Oil is generally used as a proxy for “if only the Americans|Europeans never intervened in the Middle East, it would be peaceful there!” This bespeaks a rather curious innocence as to the history of the Middle East, combined with a reversed vision of (generally American) exceptionalism, that somehow our surpassing evil can corrupt otherwise noble savages. It’s certainly true that without oil, most of the Middle East would be desperately poor — but as it happens, most of it is desperately poor anyway. Oil is not uniformly distributed, and Syria doesn’t have that much of it to begin with.
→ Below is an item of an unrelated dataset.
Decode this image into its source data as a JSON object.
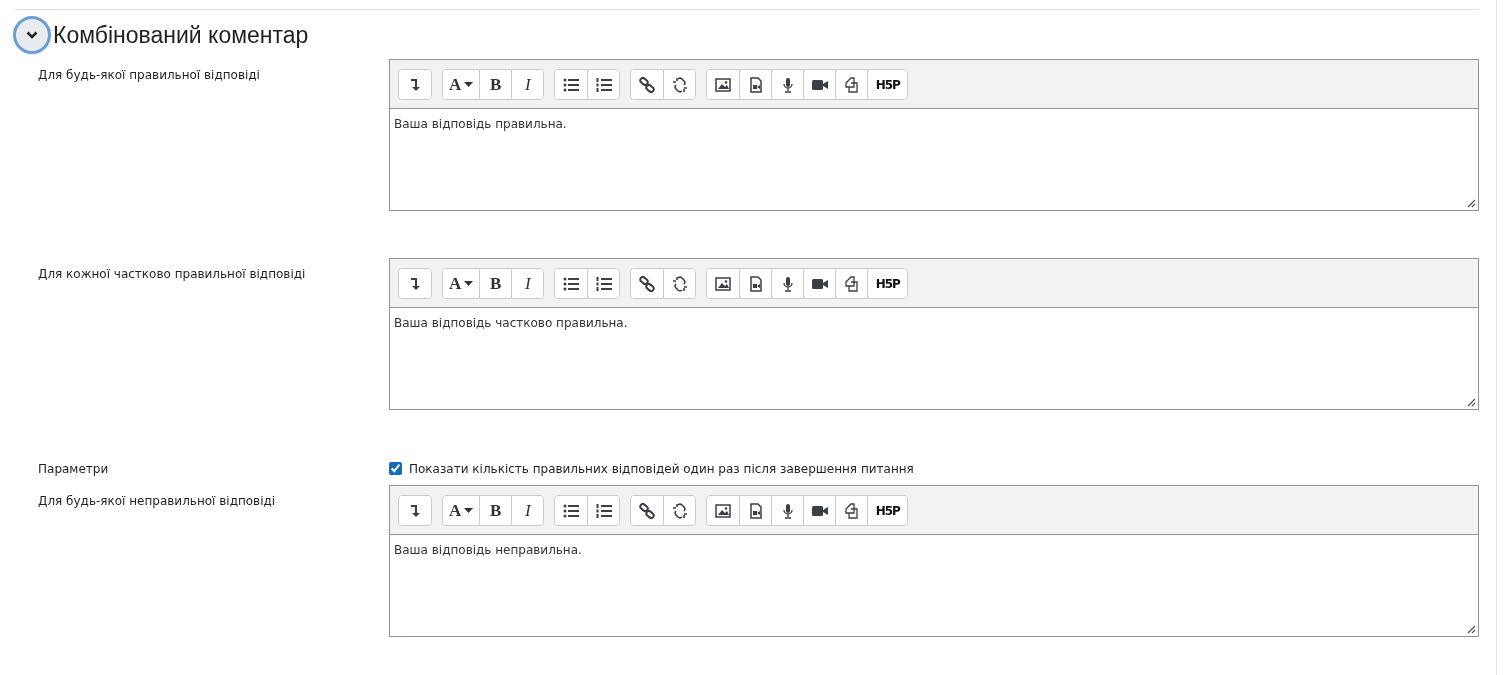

There is one sense in which this is true, which is that the 2003 invasion of Iraq created a spectacular disaster. George W. Bush’s belief that if we just created enough of a power vacuum, democracy would magically rush in to fill the void — the precise belief which his father didn’t have, mind you, which is why GHWB made the explicit and deliberate decision to leave Saddam Hussein in power — proved to be exactly as unwise as it sounds when written so plainly. The result was a giant area of anarchy and civil war smack in the center of the Middle East, into which would-be fighters from all over the region (as well as other regions) swarmed: veterans of Chechnya and Bosnia found new employment in Iraq, as Sunnis and Shi’ites alike slaughtered one another. This anarchy, never resolved, has been the perfect factory of chaos which quite easily spilled over elsewhere.
...

But there’s one profound factor which has driven the violence in the Middle East far more than oil ever could: water.
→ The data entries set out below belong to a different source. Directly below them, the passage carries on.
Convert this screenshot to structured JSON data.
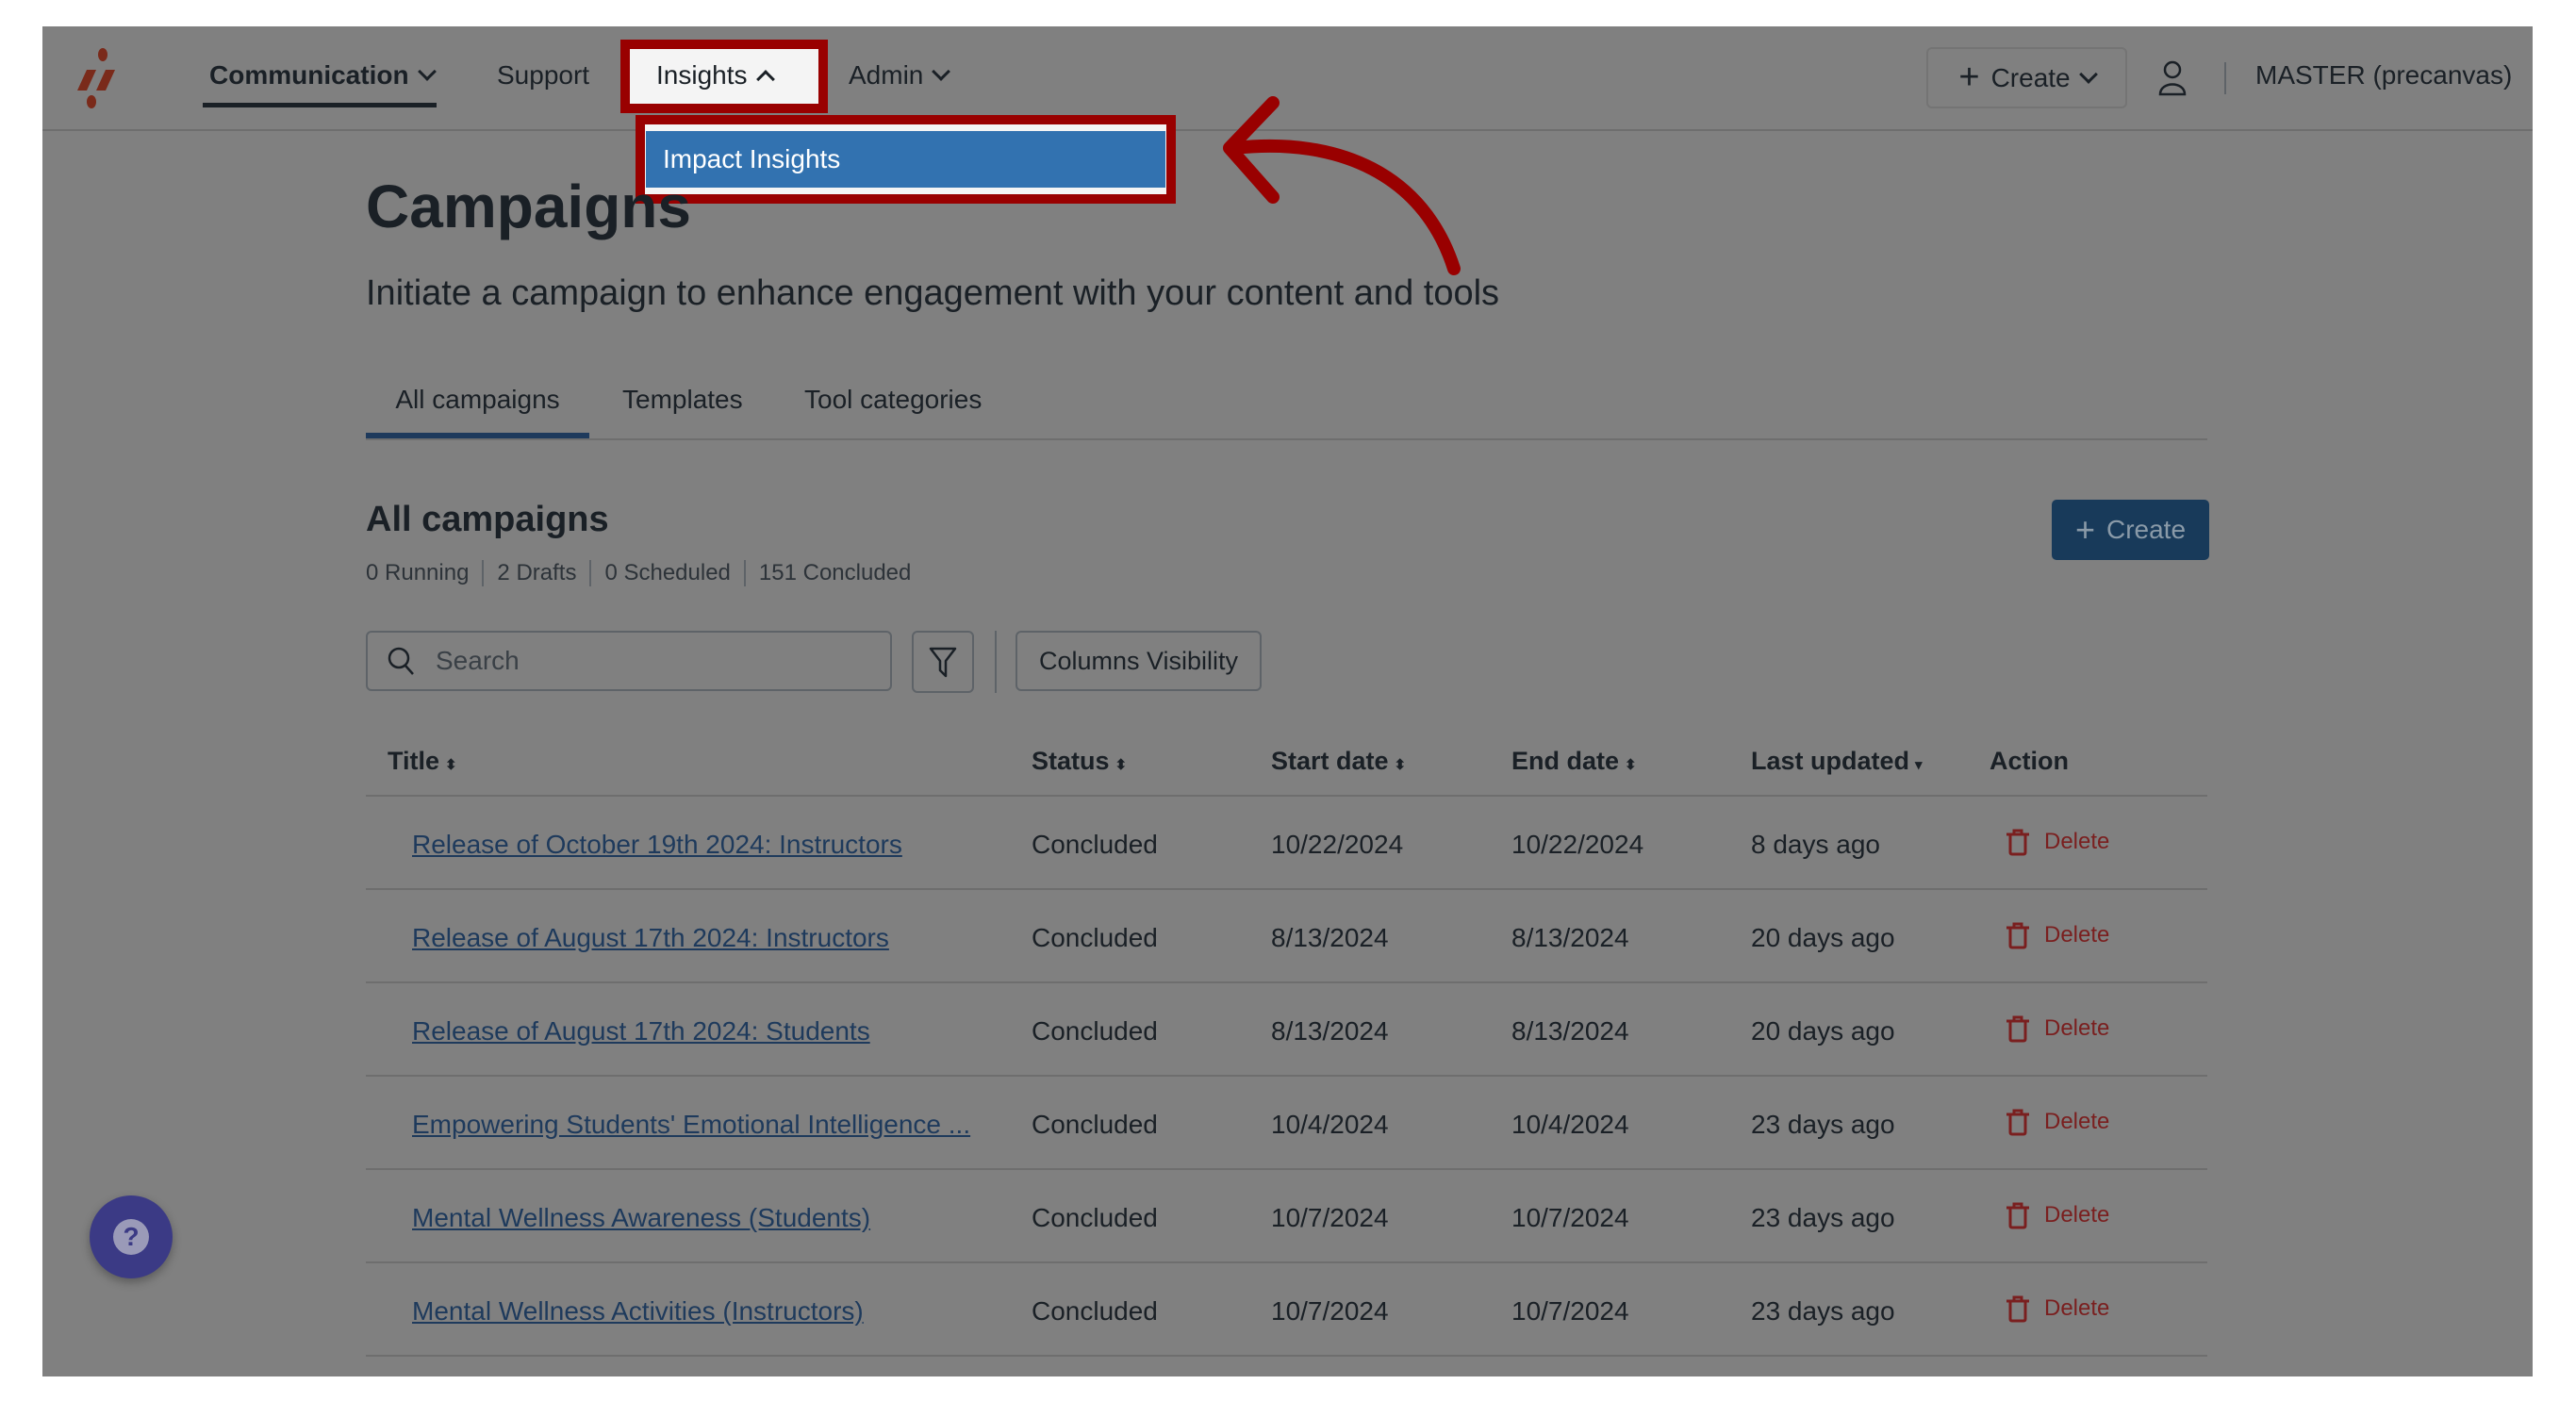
{
  "nav": {
    "items": [
      {
        "label": "Communication",
        "active": true
      },
      {
        "label": "Support"
      },
      {
        "label": "Insights",
        "open": true
      },
      {
        "label": "Admin"
      }
    ],
    "dropdown": {
      "items": [
        {
          "label": "Impact Insights",
          "highlighted": true
        }
      ]
    },
    "create_label": "Create",
    "account_label": "MASTER (precanvas)"
  },
  "page": {
    "title": "Campaigns",
    "subtitle": "Initiate a campaign to enhance engagement with your content and tools",
    "tabs": [
      {
        "label": "All campaigns",
        "active": true
      },
      {
        "label": "Templates"
      },
      {
        "label": "Tool categories"
      }
    ],
    "section_title": "All campaigns",
    "counts": [
      "0 Running",
      "2 Drafts",
      "0 Scheduled",
      "151 Concluded"
    ],
    "create_button": "Create",
    "search_placeholder": "Search",
    "columns_visibility": "Columns Visibility"
  },
  "table": {
    "headers": [
      "Title",
      "Status",
      "Start date",
      "End date",
      "Last updated",
      "Action"
    ],
    "rows": [
      {
        "title": "Release of October 19th 2024: Instructors",
        "status": "Concluded",
        "start": "10/22/2024",
        "end": "10/22/2024",
        "updated": "8 days ago",
        "action": "Delete"
      },
      {
        "title": "Release of August 17th 2024: Instructors",
        "status": "Concluded",
        "start": "8/13/2024",
        "end": "8/13/2024",
        "updated": "20 days ago",
        "action": "Delete"
      },
      {
        "title": "Release of August 17th 2024: Students",
        "status": "Concluded",
        "start": "8/13/2024",
        "end": "8/13/2024",
        "updated": "20 days ago",
        "action": "Delete"
      },
      {
        "title": "Empowering Students' Emotional Intelligence ...",
        "status": "Concluded",
        "start": "10/4/2024",
        "end": "10/4/2024",
        "updated": "23 days ago",
        "action": "Delete"
      },
      {
        "title": "Mental Wellness Awareness (Students)",
        "status": "Concluded",
        "start": "10/7/2024",
        "end": "10/7/2024",
        "updated": "23 days ago",
        "action": "Delete"
      },
      {
        "title": "Mental Wellness Activities (Instructors)",
        "status": "Concluded",
        "start": "10/7/2024",
        "end": "10/7/2024",
        "updated": "23 days ago",
        "action": "Delete"
      }
    ]
  },
  "colors": {
    "highlight": "#990000",
    "menu_item": "#3272b0",
    "primary": "#183a5a",
    "danger": "#7a1f1f",
    "overlay": "#808080"
  }
}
The entire Middle East has been in a water, and thus food, crisis for decades. In Egypt, for example, the Nile Valley has been drying out ever since the Aswan Dam was completed in 1970; as this once-fertile soil turned to desert, people have streamed into Cairo, doubling and tripling its population by forming tremendous shantytowns. ... Syria is a similar story: the lead-in to the collapse of Bashar al-Assad’s dictatorship was steady droughts in the Syrian countryside driving people into the cities by the hundreds of thousands, leading to mass unemployment and unrest. People’s livelihoods had simply disappeared. Stories like this repeat across the entire Middle East.

If you’ve ever wondered why I have often said that we need to be very actively worried about climate change, this is it. Changing climate breaks agriculture in various areas; the people who were farming there don’t magically turn into factory workers or teleport to places which are (slowly) becoming more fertile; they become desperate former farmers, generally flooding into cities."